PagerDuty began trading on the New York Stock Exchange for the first time this morning and is now trading at more than 60% above their IPO price of $24. That gives the company a market capitalization of more than $2.7 billion. PagerDuty offers a SAAS platform that monitors IT performance. The company had sales of $118 million for its last fiscal year, up close to 50% over the previous year.
The company uses machine learning to inform companies in real-time about technical issues. “Our belief is that machine learning and data should be used in the service of making people better, helping people do their jobs more effectively, and delivering those great brand experiences every time,” says PagerDuty CEO Jennifer Tejada. “PagerDuty is really about making sure that our users understand that this could be a good thing, being woken up in the middle of the night if it’s for the right problem. It’s a way that can help you deliver a much better experience for your customers.”

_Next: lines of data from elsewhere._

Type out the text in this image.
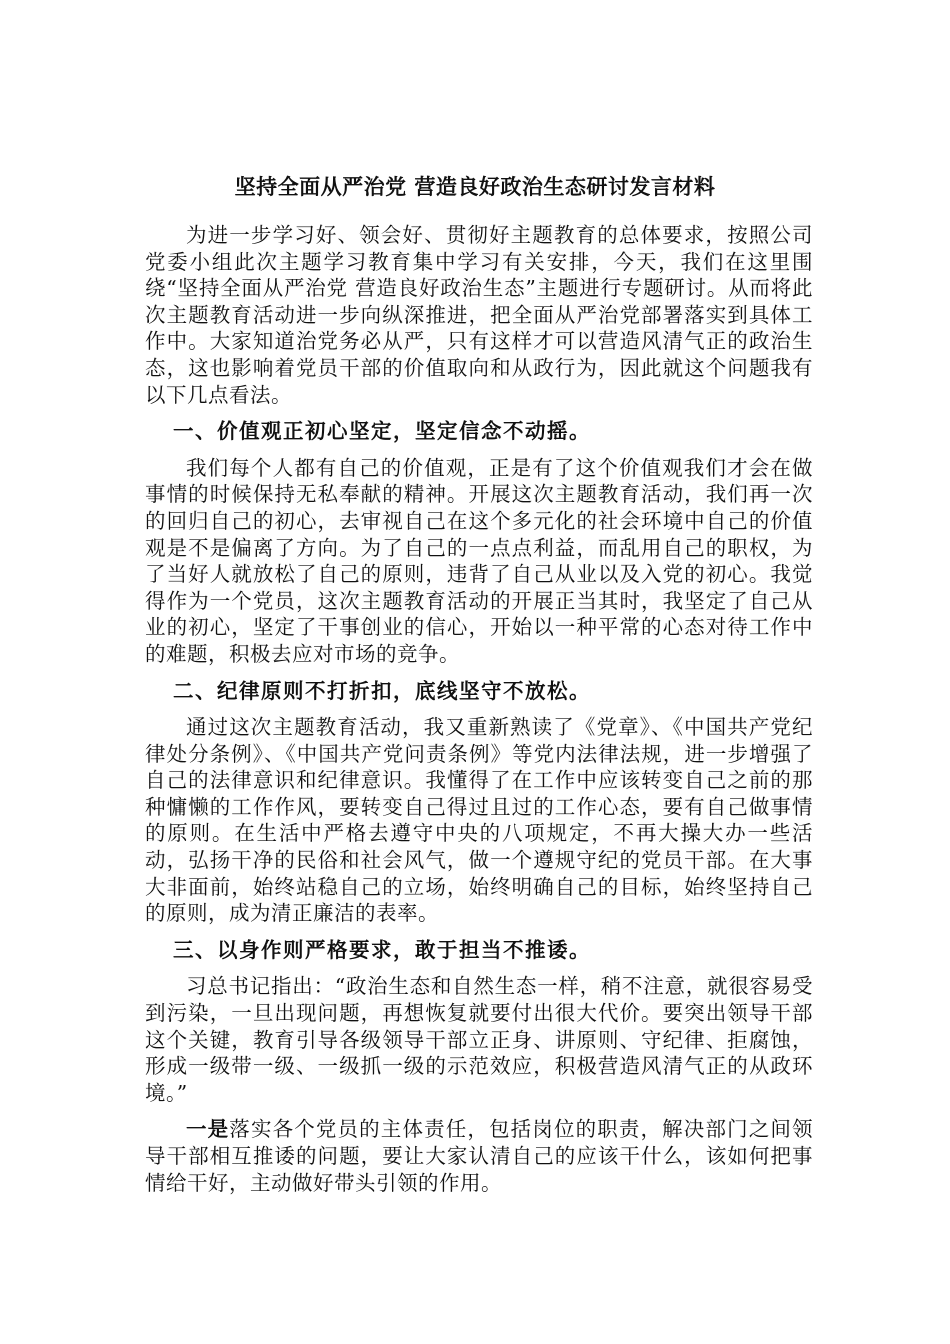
坚持全面从严治党 营造良好政治生态研讨发言材料

为进一步学习好、领会好、贯彻好主题教育的总体要求，按照公司党委小组此次主题学习教育集中学习有关安排，今天，我们在这里围绕“坚持全面从严治党 营造良好政治生态”主题进行专题研讨。从而将此次主题教育活动进一步向纵深推进，把全面从严治党部署落实到具体工作中。大家知道治党务必从严，只有这样才可以营造风清气正的政治生态，这也影响着党员干部的价值取向和从政行为，因此就这个问题我有以下几点看法。

一、价值观正初心坚定，坚定信念不动摇。

我们每个人都有自己的价值观，正是有了这个价值观我们才会在做事情的时候保持无私奉献的精神。开展这次主题教育活动，我们再一次的回归自己的初心，去审视自己在这个多元化的社会环境中自己的价值观是不是偏离了方向。为了自己的一点点利益，而乱用自己的职权，为了当好人就放松了自己的原则，违背了自己从业以及入党的初心。我觉得作为一个党员，这次主题教育活动的开展正当其时，我坚定了自己从业的初心，坚定了干事创业的信心，开始以一种平常的心态对待工作中的难题，积极去应对市场的竞争。

二、纪律原则不打折扣，底线坚守不放松。

通过这次主题教育活动，我又重新熟读了《党章》、《中国共产党纪律处分条例》、《中国共产党问责条例》等党内法律法规，进一步增强了自己的法律意识和纪律意识。我懂得了在工作中应该转变自己之前的那种慵懒的工作作风，要转变自己得过且过的工作心态，要有自己做事情的原则。在生活中严格去遵守中央的八项规定，不再大操大办一些活动，弘扬干净的民俗和社会风气，做一个遵规守纪的党员干部。在大事大非面前，始终站稳自己的立场，始终明确自己的目标，始终坚持自己的原则，成为清正廉洁的表率。

三、以身作则严格要求，敢于担当不推诿。

习总书记指出：“政治生态和自然生态一样，稍不注意，就很容易受到污染，一旦出现问题，再想恢复就要付出很大代价。要突出领导干部这个关键，教育引导各级领导干部立正身、讲原则、守纪律、拒腐蚀，形成一级带一级、一级抓一级的示范效应，积极营造风清气正的从政环境。”

一是落实各个党员的主体责任，包括岗位的职责，解决部门之间领导干部相互推诿的问题，要让大家认清自己的应该干什么，该如何把事情给干好，主动做好带头引领的作用。
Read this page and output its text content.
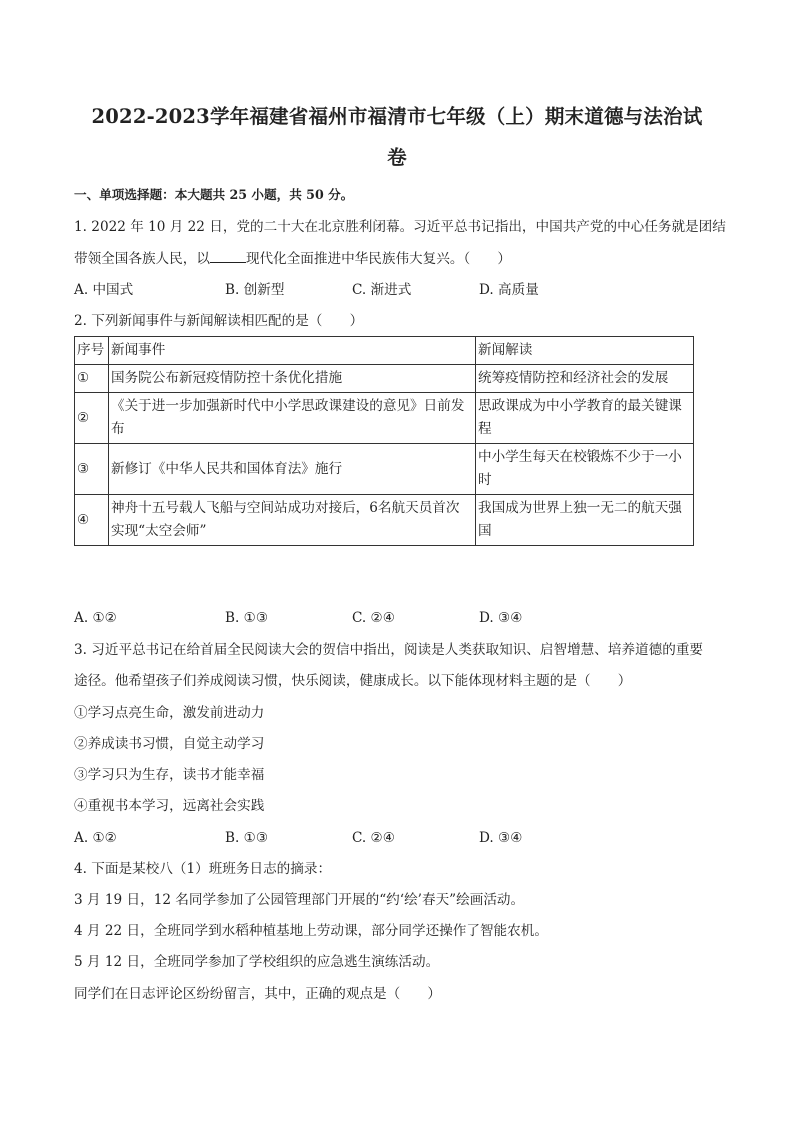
2022-2023学年福建省福州市福清市七年级（上）期末道德与法治试
卷
一、单项选择题：本大题共 25 小题，共 50 分。
1. 2022 年 10 月 22 日，党的二十大在北京胜利闭幕。习近平总书记指出，中国共产党的中心任务就是团结
带领全国各族人民，以	现代化全面推进中华民族伟大复兴。（　　）
A. 中国式	B. 创新型	C. 渐进式	D. 高质量
2. 下列新闻事件与新闻解读相匹配的是（　　）
序号	新闻事件	新闻解读
①	国务院公布新冠疫情防控十条优化措施	统筹疫情防控和经济社会的发展
②	《关于进一步加强新时代中小学思政课建设的意见》日前发布	思政课成为中小学教育的最关键课程
③	新修订《中华人民共和国体育法》施行	中小学生每天在校锻炼不少于一小时
④	神舟十五号载人飞船与空间站成功对接后，6名航天员首次实现“太空会师”	我国成为世界上独一无二的航天强国
A. ①②	B. ①③	C. ②④	D. ③④
3. 习近平总书记在给首届全民阅读大会的贺信中指出，阅读是人类获取知识、启智增慧、培养道德的重要
途径。他希望孩子们养成阅读习惯，快乐阅读，健康成长。以下能体现材料主题的是（　　）
①学习点亮生命，激发前进动力
②养成读书习惯，自觉主动学习
③学习只为生存，读书才能幸福
④重视书本学习，远离社会实践
A. ①②	B. ①③	C. ②④	D. ③④
4. 下面是某校八（1）班班务日志的摘录：
3 月 19 日，12 名同学参加了公园管理部门开展的“约‘绘’春天”绘画活动。
4 月 22 日，全班同学到水稻种植基地上劳动课，部分同学还操作了智能农机。
5 月 12 日，全班同学参加了学校组织的应急逃生演练活动。
同学们在日志评论区纷纷留言，其中，正确的观点是（　　）
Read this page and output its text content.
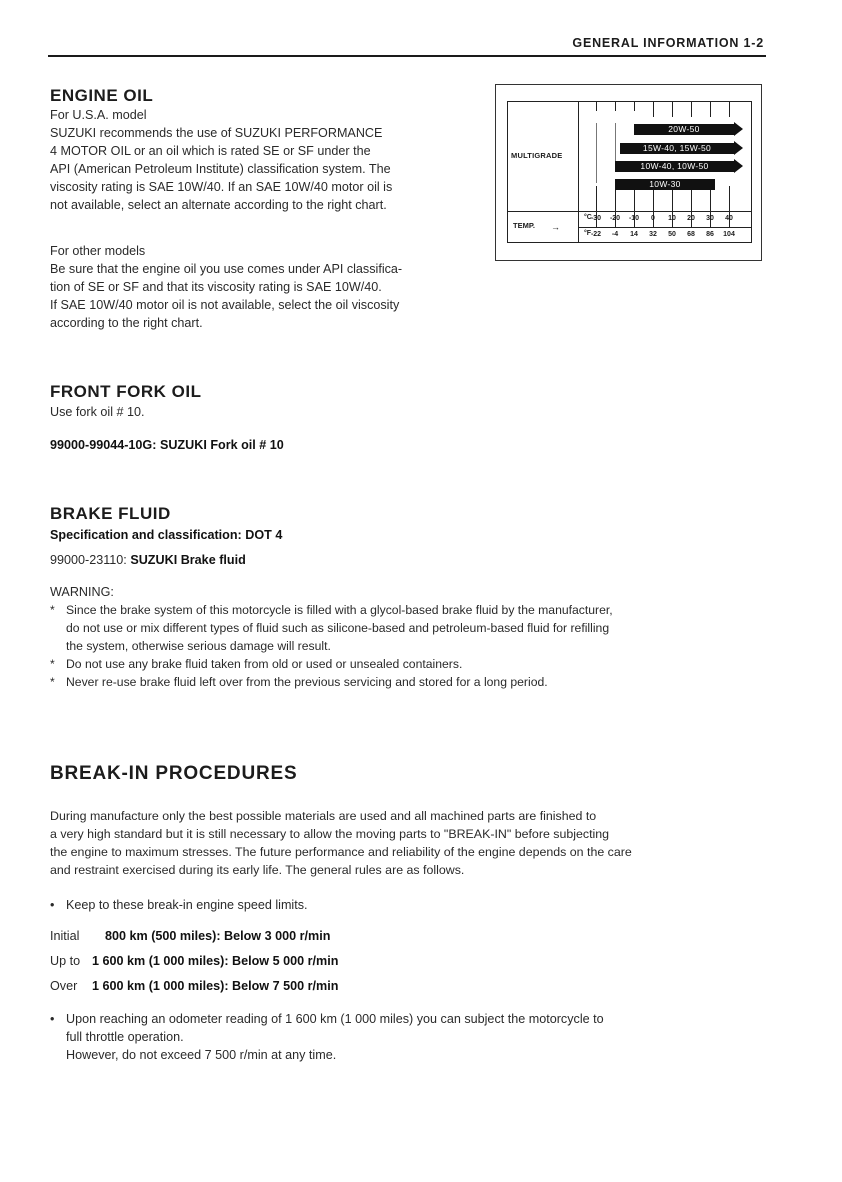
GENERAL INFORMATION 1-2
ENGINE OIL
For U.S.A. model
SUZUKI recommends the use of SUZUKI PERFORMANCE
4 MOTOR OIL or an oil which is rated SE or SF under the
API (American Petroleum Institute) classification system. The
viscosity rating is SAE 10W/40. If an SAE 10W/40 motor oil is
not available, select an alternate according to the right chart.
For other models
Be sure that the engine oil you use comes under API classifica-
tion of SE or SF and that its viscosity rating is SAE 10W/40.
If SAE 10W/40 motor oil is not available, select the oil viscosity
according to the right chart.
MULTIGRADE
TEMP.
20W-50
15W-40, 15W-50
10W-40, 10W-50
10W-30
°C
°F
→
-30 -20 -10 0 10 20 30 40
-22 -4 14 32 50 68 86 104
FRONT FORK OIL
Use fork oil # 10.
99000-99044-10G: SUZUKI Fork oil # 10
BRAKE FLUID
Specification and classification: DOT 4
99000-23110: SUZUKI Brake fluid
WARNING:
* Since the brake system of this motorcycle is filled with a glycol-based brake fluid by the manufacturer,
do not use or mix different types of fluid such as silicone-based and petroleum-based fluid for refilling
the system, otherwise serious damage will result.
* Do not use any brake fluid taken from old or used or unsealed containers.
* Never re-use brake fluid left over from the previous servicing and stored for a long period.
BREAK-IN PROCEDURES
During manufacture only the best possible materials are used and all machined parts are finished to
a very high standard but it is still necessary to allow the moving parts to "BREAK-IN" before subjecting
the engine to maximum stresses. The future performance and reliability of the engine depends on the care
and restraint exercised during its early life. The general rules are as follows.
• Keep to these break-in engine speed limits.
Initial 800 km (500 miles): Below 3 000 r/min
Up to 1 600 km (1 000 miles): Below 5 000 r/min
Over 1 600 km (1 000 miles): Below 7 500 r/min
• Upon reaching an odometer reading of 1 600 km (1 000 miles) you can subject the motorcycle to
full throttle operation.
However, do not exceed 7 500 r/min at any time.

Jennifer Tejada, CEO of PagerDuty, discusses their IPO and how machine learning should be used to deliver great brand experiences in an interview on CNBC:
It’s Gotten Harder for Human’s to Manage the Entire IT Ecosystem
If you think about the world today, it’s an always-on world. We as consumers expect every experience to be perfect. Every time you wake up in the morning, you order your coffee online, you check Slack to communicate with your team, and maybe you take a Lyft into work. Sitting behind all of that is a lot of complexity, many digital and infrastructure based platforms, that don’t always work together the way you’d expect them to. As that complexity has proliferated over the years and because developers can deploy what they like and can use the tools that they want it’s gotten harder for human beings to really manage the entire ecosystem even as your demands increase.
You want it perfect, you want it right now and you want it the way you’d like it to be. PagerDuty is the platform that brings the right problem to the right person at the right time. We use machine learning, sitting on ten years of data, data on humans behavior and data on all these signals there that are happening through the system, and it really helps the developers that sit behind these great experiences to deliver the right experience all the time.
Machine Learning Should Be Used to Deliver Great Brand Experiences
Going public is the right time for us right now because there’s an opportunity for us to deliver the power of our platform to users all over the world. We are a small company and we weren’t as well-known as we could be and this is a great opportunity to extend our brand and help developers and employees across teams and IT security and customer support to deliver better experiences for their end customers all the time.
At PagerDuty we take customer trust and user trust very seriously. We publish our data policy and we will not use data in a way other than what we describe online. We care deeply about the relationship between our users in our platform. Our belief is that machine learning and data should be used in the service of making people better, helping people do their jobs more effectively, and delivering those great brand experiences every time. PagerDuty is really about making sure that our users understand that this could be a good thing, being woken up in the middle of the night if it’s for the right problem. It’s a way that can help you deliver a much better experience for your customers.